Application potential
The two researchers regard somatic cloning primarily as a stepping stone that will allow basic research to move on.
"We see new possibilities for progress in a number of diseases which researchers have still not managed to come to grips with. Certain forms of cancer, in particular, but also other serious diseases, such as diabetes and Alzheimer’s."
Ottesen and Grøndahl explain that further research into cloning will reveal new facts about those mechanisms that make it possible to re-program cells.

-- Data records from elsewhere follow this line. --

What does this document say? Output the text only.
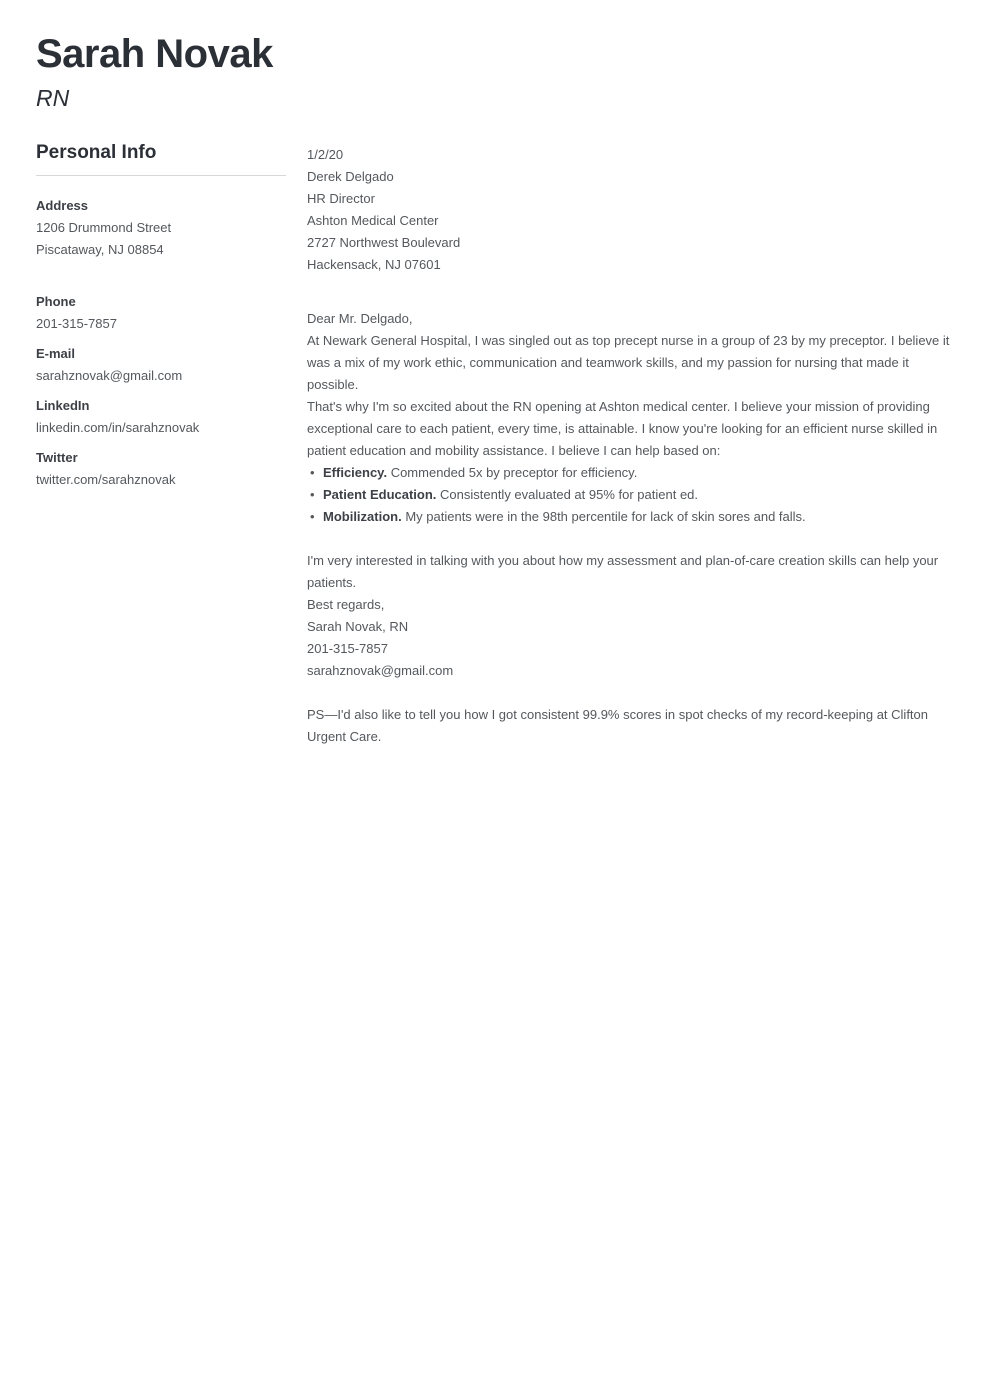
Sarah Novak
RN
Personal Info
Address
1206 Drummond Street
Piscataway, NJ 08854
Phone
201-315-7857
E-mail
sarahznovak@gmail.com
LinkedIn
linkedin.com/in/sarahznovak
Twitter
twitter.com/sarahznovak

1/2/20

Derek Delgado

HR Director

Ashton Medical Center

2727 Northwest Boulevard

Hackensack, NJ 07601

Dear Mr. Delgado,

At Newark General Hospital, I was singled out as top precept nurse in a group of 23 by my preceptor. I believe it was a mix of my work ethic, communication and teamwork skills, and my passion for nursing that made it possible.

That's why I'm so excited about the RN opening at Ashton medical center. I believe your mission of providing exceptional care to each patient, every time, is attainable. I know you're looking for an efficient nurse skilled in patient education and mobility assistance. I believe I can help based on:

• Efficiency. Commended 5x by preceptor for efficiency.
• Patient Education. Consistently evaluated at 95% for patient ed.
• Mobilization. My patients were in the 98th percentile for lack of skin sores and falls.

I'm very interested in talking with you about how my assessment and plan-of-care creation skills can help your patients.

Best regards,

Sarah Novak, RN

201-315-7857

sarahznovak@gmail.com

PS—I'd also like to tell you how I got consistent 99.9% scores in spot checks of my record-keeping at Clifton Urgent Care.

"We know from work on transgenic mice that it is possible to ‘switch off’ certain genes and thus study various treatment techniques and strategies. With the cloning of somatic cells in their arsenal, researchers may one day be able to produce an "Alzheimer’s pig" that will expand our understanding of the disease and perhaps enable us to discover why it occurs in some people and not in others."

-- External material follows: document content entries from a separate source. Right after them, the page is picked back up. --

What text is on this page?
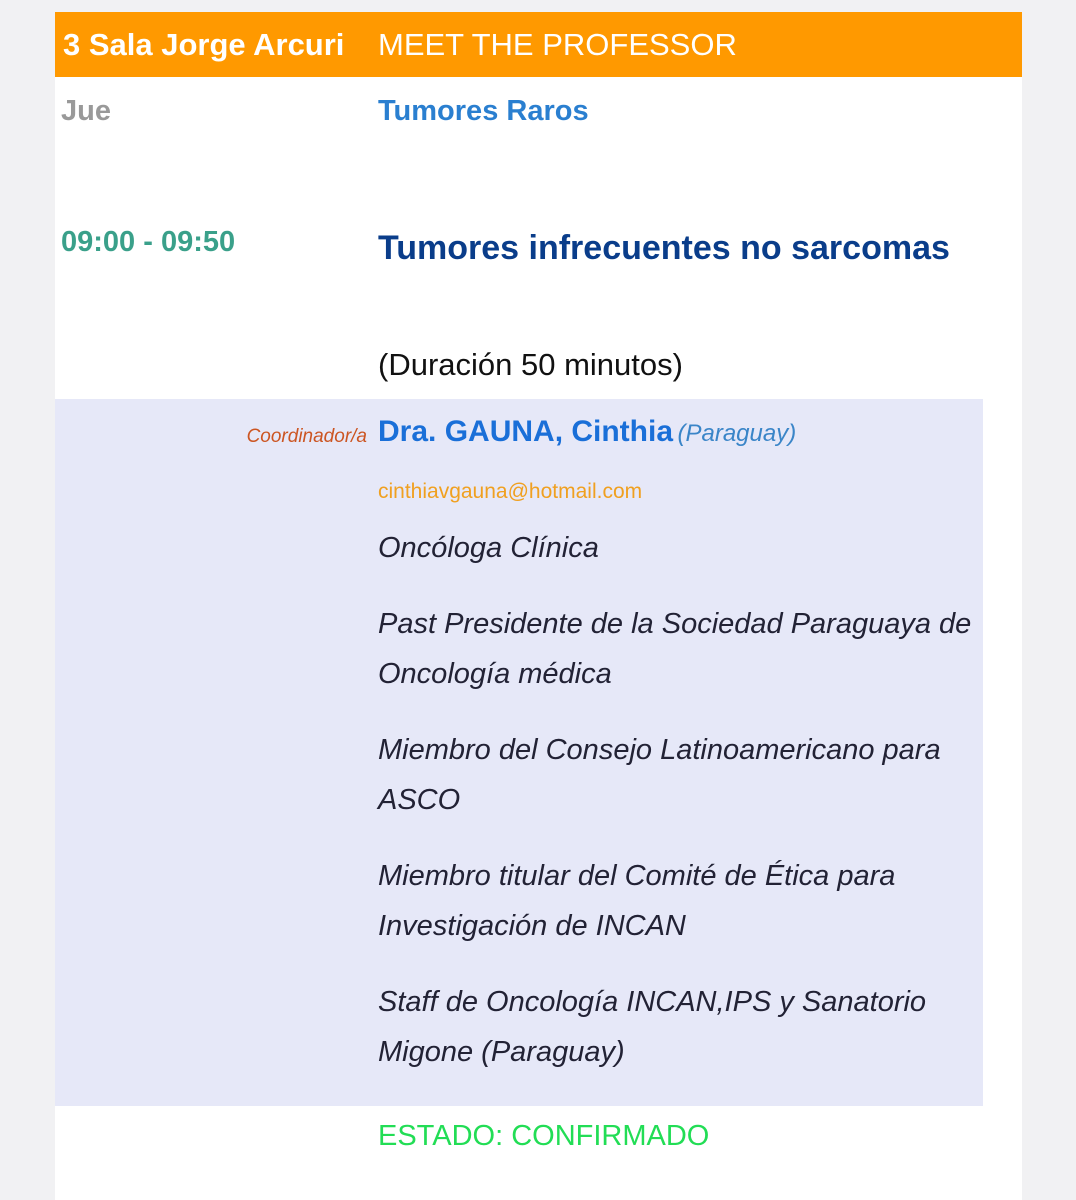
3 Sala Jorge Arcuri MEET THE PROFESSOR
Jue	Tumores Raros
09:00 - 09:50	Tumores infrecuentes no sarcomas
(Duración 50 minutos)
Coordinador/a Dra. GAUNA, Cinthia (Paraguay)
cinthiavgauna@hotmail.com
Oncóloga Clínica
Past Presidente de la Sociedad Paraguaya de Oncología médica
Miembro del Consejo Latinoamericano para ASCO
Miembro titular del Comité de Ética para Investigación de INCAN
Staff de Oncología INCAN,IPS y Sanatorio Migone (Paraguay)
ESTADO: CONFIRMADO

The two researchers also see some obvious implications for organ transplants from animals to humans. The cloning technique, combined with the ability to produce pigs whose tissue-typing antigens are ‘switched off’, could provide the key to rejection, allowing kidneys, hearts and corneas from pigs to be transplanted into humans.

Strategic investment
Today, Novo Nordisk holds approximately 9% of the shares in PPL Therapeutics. The alliance was started at the beginning of 1995 and represents a strategic research-driven investment.
Ulrik Spork, responsible for corporate development projects in Novo Nordisk: "Dialogue with PPL was opened in 1994 by ZymoGenetics, our American research centre. What we were interested in was gaining access to PPL’s technology in the production of proteins in transgenic animals.

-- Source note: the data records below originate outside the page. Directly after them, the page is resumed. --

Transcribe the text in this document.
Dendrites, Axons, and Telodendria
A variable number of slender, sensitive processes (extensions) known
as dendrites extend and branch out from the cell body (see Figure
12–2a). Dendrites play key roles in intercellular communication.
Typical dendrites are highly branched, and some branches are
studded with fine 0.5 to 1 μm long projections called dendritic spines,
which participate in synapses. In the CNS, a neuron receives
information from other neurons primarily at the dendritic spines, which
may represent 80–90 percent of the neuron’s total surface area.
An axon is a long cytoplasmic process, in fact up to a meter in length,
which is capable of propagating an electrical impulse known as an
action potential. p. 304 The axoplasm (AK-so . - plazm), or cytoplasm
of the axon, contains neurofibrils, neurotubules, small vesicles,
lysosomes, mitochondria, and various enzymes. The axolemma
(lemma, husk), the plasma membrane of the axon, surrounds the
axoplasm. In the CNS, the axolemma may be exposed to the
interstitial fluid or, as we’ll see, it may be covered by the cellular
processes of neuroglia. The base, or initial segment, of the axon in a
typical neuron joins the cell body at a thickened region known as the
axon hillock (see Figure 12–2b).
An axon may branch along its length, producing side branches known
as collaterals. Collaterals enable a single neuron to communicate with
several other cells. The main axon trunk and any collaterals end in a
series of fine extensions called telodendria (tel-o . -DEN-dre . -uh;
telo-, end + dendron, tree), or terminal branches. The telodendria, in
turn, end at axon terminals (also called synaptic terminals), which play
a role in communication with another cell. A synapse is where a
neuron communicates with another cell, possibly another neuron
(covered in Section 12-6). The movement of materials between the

"For a while, Dollymania was the cause of a huge rise in the price of the shares. But they have since fallen to the 1996 flotation price level. Such a rise, of course, could be of great value to Novo Nordisk if we decided to sell, but we are first and foremost interested in a long-term strategic alliance."
Spork does not regard Dolly as of particular commercial interest. "From the scientific point of view, Dolly opens many new doors. But as far as Novo Nordisk is concerned it is not particularly relevant right now. PPL’s primary role, as far as we are concerned, is to produce four-legged factories in the shape of transgenic sheep, whose enormously productive milk glands make it possible to produce proteins which would be impossible, or at least extremely difficult, to produce in any other way. So access to this technology could well be decisive in determining whether a preparation can be brought to market or not."
Apart from Factor VIIa, which today is produced with the help of fermentation technology and has been marketed by Novo Nordisk since February 1996 under the name of NovoSeven®, Spork mentions therapeutic proteins such as protein C and fibrinogen, which Novo Nordisk and PPL are working on jointly to develop in transgenic animals but have already decided to not produce themselves.
"Our collaboration with PPL in the widest sense is based on the ability to draw on their expertise and capacity when we need to evaluate the potential of new therapeutic proteins to be produced by transgenic animals. PPL is also our production partner when we find it relevant to use transgenic animals," says Spork.